The decision to end the life of their daughter, for what they thought were good reasons (to save her from pain) indeed caused the most pain.  The very decision itself holds within it many factors influencing their mourning and the expression of this mourning as they moved through their grief. Loss of “motherhood” and “fatherhood.” Shock at the need to have to make such a decision.   The need to decide what to do with her remains.  The need to tell family and friends who had been rejoicing with them and their pregnant condition. The need to end future plans and dreams for them and their baby. The inability to turn to each other for comfort led to the eventual breakdown of their marriage and the loss of more dreams, which they had made together. This couple were bereaved not only in the loss of their baby but all the losses which ensued. 

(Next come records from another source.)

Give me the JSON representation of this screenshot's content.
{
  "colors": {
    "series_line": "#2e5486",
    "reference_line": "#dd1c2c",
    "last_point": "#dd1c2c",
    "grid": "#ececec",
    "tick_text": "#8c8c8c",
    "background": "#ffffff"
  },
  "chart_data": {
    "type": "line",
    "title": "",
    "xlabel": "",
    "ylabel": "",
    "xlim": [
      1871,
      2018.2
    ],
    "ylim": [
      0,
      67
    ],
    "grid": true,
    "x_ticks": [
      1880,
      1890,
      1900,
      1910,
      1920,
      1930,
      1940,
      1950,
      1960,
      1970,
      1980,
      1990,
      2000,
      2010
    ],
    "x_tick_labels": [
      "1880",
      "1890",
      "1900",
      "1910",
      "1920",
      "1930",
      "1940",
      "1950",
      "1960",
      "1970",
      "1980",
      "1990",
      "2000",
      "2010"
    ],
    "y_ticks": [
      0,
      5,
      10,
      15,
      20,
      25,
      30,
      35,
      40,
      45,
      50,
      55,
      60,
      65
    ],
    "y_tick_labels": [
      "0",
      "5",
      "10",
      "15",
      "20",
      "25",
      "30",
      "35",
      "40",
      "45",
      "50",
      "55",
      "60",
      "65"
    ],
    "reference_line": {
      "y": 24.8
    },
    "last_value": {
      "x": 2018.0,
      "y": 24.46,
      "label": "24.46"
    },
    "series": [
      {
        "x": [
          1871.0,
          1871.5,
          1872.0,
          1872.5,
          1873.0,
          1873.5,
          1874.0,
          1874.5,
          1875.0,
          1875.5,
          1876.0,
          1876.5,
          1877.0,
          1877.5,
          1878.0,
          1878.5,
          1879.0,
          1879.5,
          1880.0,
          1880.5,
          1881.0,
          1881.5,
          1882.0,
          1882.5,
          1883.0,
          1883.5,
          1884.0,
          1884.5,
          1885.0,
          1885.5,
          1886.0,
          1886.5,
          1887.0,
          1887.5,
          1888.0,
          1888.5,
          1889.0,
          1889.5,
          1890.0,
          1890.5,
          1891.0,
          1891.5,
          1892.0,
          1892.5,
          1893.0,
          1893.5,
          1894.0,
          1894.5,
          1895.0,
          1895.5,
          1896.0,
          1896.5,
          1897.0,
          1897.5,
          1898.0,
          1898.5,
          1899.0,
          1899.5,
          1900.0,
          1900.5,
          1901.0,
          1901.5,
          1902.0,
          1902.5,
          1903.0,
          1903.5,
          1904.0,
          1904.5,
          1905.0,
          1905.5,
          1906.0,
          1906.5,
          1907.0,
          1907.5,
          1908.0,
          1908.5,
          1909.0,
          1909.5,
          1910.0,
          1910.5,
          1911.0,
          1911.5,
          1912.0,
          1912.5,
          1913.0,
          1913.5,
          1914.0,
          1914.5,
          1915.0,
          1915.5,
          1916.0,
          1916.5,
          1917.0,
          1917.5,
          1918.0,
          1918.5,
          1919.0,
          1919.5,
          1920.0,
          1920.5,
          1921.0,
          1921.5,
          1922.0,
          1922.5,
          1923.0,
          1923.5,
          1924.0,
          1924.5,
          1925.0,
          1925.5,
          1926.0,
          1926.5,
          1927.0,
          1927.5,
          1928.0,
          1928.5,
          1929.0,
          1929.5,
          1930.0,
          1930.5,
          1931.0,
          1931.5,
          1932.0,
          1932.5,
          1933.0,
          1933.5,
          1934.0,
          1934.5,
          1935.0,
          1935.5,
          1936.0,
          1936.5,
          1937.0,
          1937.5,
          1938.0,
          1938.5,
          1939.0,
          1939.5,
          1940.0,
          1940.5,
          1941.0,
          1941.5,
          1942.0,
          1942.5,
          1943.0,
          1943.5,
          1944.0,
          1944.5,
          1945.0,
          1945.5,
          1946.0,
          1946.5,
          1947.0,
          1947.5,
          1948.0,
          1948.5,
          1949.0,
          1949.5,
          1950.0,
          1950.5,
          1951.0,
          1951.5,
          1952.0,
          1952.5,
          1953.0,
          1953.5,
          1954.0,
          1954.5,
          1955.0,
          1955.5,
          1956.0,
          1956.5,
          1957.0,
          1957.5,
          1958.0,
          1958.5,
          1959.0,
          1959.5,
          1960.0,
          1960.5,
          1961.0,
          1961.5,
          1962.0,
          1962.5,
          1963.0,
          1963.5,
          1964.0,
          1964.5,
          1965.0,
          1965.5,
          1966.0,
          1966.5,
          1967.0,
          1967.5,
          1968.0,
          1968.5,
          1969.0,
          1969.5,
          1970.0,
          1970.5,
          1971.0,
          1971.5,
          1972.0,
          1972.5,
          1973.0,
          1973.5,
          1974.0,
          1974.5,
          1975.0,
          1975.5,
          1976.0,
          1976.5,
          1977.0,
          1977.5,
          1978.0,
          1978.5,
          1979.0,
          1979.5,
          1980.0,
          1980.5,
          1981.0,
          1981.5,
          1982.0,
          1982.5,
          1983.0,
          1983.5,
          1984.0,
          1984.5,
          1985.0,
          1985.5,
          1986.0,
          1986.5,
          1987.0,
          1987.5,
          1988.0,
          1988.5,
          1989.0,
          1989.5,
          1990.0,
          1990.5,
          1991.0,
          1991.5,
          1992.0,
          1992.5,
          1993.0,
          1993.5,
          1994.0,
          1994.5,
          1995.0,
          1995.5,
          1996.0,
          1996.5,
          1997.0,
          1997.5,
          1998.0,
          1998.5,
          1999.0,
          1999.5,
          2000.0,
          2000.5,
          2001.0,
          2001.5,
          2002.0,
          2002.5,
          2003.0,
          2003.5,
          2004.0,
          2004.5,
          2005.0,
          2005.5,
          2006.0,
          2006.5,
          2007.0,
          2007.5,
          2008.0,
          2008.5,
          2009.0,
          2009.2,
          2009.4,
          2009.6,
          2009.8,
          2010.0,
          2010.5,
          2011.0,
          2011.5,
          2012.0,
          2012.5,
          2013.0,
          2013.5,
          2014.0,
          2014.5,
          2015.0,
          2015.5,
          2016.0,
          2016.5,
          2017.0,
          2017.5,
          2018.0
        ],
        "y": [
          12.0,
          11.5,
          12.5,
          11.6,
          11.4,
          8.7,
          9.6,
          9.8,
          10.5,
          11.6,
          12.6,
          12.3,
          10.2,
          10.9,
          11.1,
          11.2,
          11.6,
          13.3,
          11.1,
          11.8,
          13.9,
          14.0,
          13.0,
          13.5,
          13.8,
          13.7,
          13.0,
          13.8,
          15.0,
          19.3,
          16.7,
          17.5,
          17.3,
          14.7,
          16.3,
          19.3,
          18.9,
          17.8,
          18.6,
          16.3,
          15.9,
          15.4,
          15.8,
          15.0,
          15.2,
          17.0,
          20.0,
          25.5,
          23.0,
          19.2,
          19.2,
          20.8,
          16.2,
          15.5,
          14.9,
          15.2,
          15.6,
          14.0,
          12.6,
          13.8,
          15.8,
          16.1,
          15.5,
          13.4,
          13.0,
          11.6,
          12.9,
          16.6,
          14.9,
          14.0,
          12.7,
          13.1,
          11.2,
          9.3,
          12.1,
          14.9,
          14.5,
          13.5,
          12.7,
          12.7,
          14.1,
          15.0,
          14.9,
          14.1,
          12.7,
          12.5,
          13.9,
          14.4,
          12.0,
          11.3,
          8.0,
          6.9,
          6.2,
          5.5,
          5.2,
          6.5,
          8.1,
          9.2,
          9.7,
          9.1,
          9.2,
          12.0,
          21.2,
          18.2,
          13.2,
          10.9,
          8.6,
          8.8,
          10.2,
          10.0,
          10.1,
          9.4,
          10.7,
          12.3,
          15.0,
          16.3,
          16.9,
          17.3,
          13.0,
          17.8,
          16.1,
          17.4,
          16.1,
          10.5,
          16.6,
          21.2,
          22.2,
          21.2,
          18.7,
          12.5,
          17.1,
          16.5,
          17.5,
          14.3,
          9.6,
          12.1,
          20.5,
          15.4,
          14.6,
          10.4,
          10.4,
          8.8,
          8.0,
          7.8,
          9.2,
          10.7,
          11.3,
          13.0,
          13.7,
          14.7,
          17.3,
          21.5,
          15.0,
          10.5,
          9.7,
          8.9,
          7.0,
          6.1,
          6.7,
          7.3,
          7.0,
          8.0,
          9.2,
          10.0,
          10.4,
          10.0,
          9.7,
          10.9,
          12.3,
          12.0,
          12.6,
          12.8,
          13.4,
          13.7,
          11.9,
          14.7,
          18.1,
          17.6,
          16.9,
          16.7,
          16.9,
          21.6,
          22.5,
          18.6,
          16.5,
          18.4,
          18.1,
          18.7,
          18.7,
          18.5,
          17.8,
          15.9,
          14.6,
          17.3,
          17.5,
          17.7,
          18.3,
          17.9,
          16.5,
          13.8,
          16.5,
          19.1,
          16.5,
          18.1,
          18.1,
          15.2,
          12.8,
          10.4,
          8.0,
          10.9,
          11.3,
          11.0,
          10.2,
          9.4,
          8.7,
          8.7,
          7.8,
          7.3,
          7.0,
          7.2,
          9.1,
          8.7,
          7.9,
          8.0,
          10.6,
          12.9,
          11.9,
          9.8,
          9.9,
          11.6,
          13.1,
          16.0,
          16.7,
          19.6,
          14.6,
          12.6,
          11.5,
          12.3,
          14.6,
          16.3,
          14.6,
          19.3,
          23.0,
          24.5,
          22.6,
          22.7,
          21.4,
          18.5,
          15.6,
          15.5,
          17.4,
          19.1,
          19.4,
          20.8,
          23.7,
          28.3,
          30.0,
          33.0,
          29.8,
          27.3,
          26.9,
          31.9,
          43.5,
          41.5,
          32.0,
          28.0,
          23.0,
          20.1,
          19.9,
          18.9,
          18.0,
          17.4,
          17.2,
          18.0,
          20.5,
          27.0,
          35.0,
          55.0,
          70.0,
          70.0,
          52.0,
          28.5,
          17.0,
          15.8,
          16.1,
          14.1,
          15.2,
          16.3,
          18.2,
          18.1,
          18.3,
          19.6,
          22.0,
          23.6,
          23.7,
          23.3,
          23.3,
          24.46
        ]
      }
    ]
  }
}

For the young who believe that abortion does not affect them now is the reality, but the difficulty which abortion causes and the pain etched in it in future.  Every abortion, not just for the “religious” people, imprints pain. The reason being because both man and woman together  have created a new human being, a whole new universe, (Hebrew saying He who saves a life saves a whole world)  and unbeknownst to them the mandate given to them was not only rejected but with violence. The pain of a whole world. 

When abortion is contemplated and demanded of physicians, discussions should precede encouragement and even consent requested.  For the physician who knows not only biology but the deep connection between one human to another then difficulty arises. Choice.  The divine breath that enlivens the new human or instant referral.  Conundrum.